Nesse âmbito, a UFBA se consolida nas décadas de 1960 e 1970 como uma instituição com graduação e pós-graduação de qualidade, com uma forte área de artes, apenas equiparada pelos cursos de artes da UFRJ, uma tradição na Saúde que é referência na formação e na pesquisa mundialmente, um hospital universitário referência no Brasil, uma área de Geologia e Geociências ligadas à Petrobras, dentre outros traços característicos. Anísio e Darcy compreendiam que a Universidade deveria estar profundamente ligada a um projeto de nação soberana, e para isso devemos ter soberania científica, tecnológica e soberania cultural, com o objetivo da superação dos grandes problemas nacionais do subdesenvolvimento, como a fome, a exclusão, a necessidade de uma reforma urbana e a falta da estruturação de um sistema educacional único e integral que permitisse que todas as classes pudessem ter acesso aos estudos superiores e a posições de prestígio na Sociedade.
 
Nesse âmbito, a Universidade brasileira vai consolidando uma concepção de extensão universitária, e a UFBA com sucessivas ondas de iniciativas extensionistas consagrou uma formação vinculada à realidade social, enriquecendo a formação de seus alunos. O desafio atual não será apenas criar mais atividades de extensão com essa resolução que a Universidade aprovou, mas de reconhecer, registrar, valorizar e ampliar as atividades de extensão que já são realizadas regularmente, pelas pelos ACCS, pelos diversos laboratórios, pelas empresas juniores, pelas Ligas Acadêmicas, por professores em todos os departamentos e por técnicos de diferentes unidades.
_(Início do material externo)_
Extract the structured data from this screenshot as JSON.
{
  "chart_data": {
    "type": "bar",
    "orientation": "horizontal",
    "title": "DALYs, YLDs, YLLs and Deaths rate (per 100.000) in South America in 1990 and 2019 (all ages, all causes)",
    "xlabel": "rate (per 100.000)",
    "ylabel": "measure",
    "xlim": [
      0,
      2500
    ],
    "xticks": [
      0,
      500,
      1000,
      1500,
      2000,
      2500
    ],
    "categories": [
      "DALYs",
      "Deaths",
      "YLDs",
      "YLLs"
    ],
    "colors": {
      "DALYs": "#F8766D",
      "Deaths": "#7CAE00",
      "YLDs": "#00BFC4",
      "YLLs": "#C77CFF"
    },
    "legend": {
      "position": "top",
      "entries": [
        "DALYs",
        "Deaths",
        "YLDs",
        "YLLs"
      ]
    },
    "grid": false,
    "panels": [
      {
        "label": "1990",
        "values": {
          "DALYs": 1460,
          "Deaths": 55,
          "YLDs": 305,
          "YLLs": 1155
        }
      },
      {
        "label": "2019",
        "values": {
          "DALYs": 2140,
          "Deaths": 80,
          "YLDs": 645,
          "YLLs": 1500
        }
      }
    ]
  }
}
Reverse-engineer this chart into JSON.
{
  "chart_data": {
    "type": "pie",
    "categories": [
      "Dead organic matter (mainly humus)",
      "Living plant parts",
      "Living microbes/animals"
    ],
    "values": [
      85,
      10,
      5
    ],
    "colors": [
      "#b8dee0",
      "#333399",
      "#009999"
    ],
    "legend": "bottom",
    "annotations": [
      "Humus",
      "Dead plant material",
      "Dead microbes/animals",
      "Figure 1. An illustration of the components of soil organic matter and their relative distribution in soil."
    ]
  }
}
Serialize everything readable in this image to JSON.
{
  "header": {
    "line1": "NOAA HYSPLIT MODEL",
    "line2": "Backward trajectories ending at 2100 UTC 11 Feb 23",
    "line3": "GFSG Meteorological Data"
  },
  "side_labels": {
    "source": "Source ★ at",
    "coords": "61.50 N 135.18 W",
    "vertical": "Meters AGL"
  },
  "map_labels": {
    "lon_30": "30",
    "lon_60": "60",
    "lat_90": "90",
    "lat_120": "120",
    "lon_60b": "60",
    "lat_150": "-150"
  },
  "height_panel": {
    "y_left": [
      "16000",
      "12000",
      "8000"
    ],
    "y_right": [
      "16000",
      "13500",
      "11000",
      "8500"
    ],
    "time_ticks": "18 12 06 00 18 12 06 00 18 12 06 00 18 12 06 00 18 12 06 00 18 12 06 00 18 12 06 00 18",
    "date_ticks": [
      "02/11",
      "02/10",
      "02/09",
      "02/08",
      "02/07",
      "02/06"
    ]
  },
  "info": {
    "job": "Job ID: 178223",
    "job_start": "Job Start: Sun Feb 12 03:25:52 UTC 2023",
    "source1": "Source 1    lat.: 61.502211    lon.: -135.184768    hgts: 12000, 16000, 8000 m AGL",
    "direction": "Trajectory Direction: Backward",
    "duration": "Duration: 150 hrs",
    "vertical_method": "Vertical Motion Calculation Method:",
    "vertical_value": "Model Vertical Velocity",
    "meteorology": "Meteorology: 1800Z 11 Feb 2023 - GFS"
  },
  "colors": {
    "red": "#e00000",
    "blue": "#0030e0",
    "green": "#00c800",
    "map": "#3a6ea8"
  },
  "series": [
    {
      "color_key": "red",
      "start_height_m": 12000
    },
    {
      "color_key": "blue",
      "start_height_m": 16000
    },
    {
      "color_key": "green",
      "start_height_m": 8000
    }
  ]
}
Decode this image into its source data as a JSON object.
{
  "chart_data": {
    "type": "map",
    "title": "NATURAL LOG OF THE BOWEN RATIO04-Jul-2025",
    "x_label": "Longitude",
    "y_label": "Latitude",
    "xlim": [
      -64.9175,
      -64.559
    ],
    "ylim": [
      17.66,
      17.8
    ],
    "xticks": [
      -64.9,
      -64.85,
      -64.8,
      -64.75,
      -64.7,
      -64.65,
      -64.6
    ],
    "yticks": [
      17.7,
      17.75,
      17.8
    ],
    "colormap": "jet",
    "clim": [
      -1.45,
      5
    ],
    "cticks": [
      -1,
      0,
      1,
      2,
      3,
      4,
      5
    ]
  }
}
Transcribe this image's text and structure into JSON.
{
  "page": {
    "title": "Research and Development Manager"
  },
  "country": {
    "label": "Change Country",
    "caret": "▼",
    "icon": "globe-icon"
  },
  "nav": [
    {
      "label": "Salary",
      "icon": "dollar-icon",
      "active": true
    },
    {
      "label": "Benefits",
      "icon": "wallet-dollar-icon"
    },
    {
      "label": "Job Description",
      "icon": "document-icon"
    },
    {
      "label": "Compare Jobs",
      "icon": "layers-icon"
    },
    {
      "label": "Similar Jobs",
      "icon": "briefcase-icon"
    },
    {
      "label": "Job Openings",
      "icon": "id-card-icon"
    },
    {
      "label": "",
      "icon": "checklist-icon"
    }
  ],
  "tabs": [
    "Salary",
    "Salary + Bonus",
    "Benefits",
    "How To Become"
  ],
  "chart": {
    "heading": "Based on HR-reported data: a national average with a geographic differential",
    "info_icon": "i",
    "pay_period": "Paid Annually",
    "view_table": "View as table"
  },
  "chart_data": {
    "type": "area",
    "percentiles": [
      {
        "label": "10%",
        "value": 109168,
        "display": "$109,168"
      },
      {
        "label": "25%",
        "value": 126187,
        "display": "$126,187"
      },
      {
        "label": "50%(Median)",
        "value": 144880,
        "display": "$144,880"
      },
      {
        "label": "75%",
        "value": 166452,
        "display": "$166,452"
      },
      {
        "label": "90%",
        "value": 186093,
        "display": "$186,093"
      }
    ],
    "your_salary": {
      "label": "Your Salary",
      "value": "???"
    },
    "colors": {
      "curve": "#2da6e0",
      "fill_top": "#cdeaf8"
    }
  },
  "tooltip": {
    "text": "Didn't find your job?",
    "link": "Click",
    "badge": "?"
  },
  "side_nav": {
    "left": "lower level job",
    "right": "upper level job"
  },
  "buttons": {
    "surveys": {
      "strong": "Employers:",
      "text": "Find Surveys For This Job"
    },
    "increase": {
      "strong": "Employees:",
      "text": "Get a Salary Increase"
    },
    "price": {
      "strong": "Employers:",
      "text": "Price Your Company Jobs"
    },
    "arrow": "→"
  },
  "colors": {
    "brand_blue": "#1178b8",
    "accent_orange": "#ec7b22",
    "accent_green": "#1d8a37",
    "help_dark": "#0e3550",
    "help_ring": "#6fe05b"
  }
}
As Atividades de Extensão inseridas no currículo, necessariamente segunda a resolução deverão estar “vinculadas a um componente curricular integrante da matriz do Curso - seja disciplina, atividade, estágio ou atividade complementar - e poderão se desenvolver na forma de programa, projeto, curso, oficina, evento, trabalho de campo ou prestação de serviços.” Nessa diretriz, um componente curricular das modalidades disciplina ou atividade pode ter a totalidade ou parte de sua carga horária atribuída como Extensão, e Atividades Complementares ou estágios que tenham uma prática extensionista podem ser aproveitados.
 
Trata-se de uma oportunidade para aprofundar a relação da Universidade com a sociedade, com os movimentos sociais, com os movimentos e instituições culturais, educacionais, com a agricultura familiar e agroecológica, com a pesquisa visando a preservação do meio ambiente, com uma atuação visando a promoção de direitos humanos e contra as discriminações. Uma extensão que também fortaleça a setor produtivo, desde que lastreado pela sustentabilidade social, econômica e ambiental; um aprofundamento das parcerias que já temos com os poderes constituídos, contribuindo para a melhoria das políticas públicas de Saúde, Educação Segurança, de Assistência Social, de meio ambiente.
 
*Professor Associado da UFBA e doutor em Educação
 
Fonte: Bnews, para ver clique aqui.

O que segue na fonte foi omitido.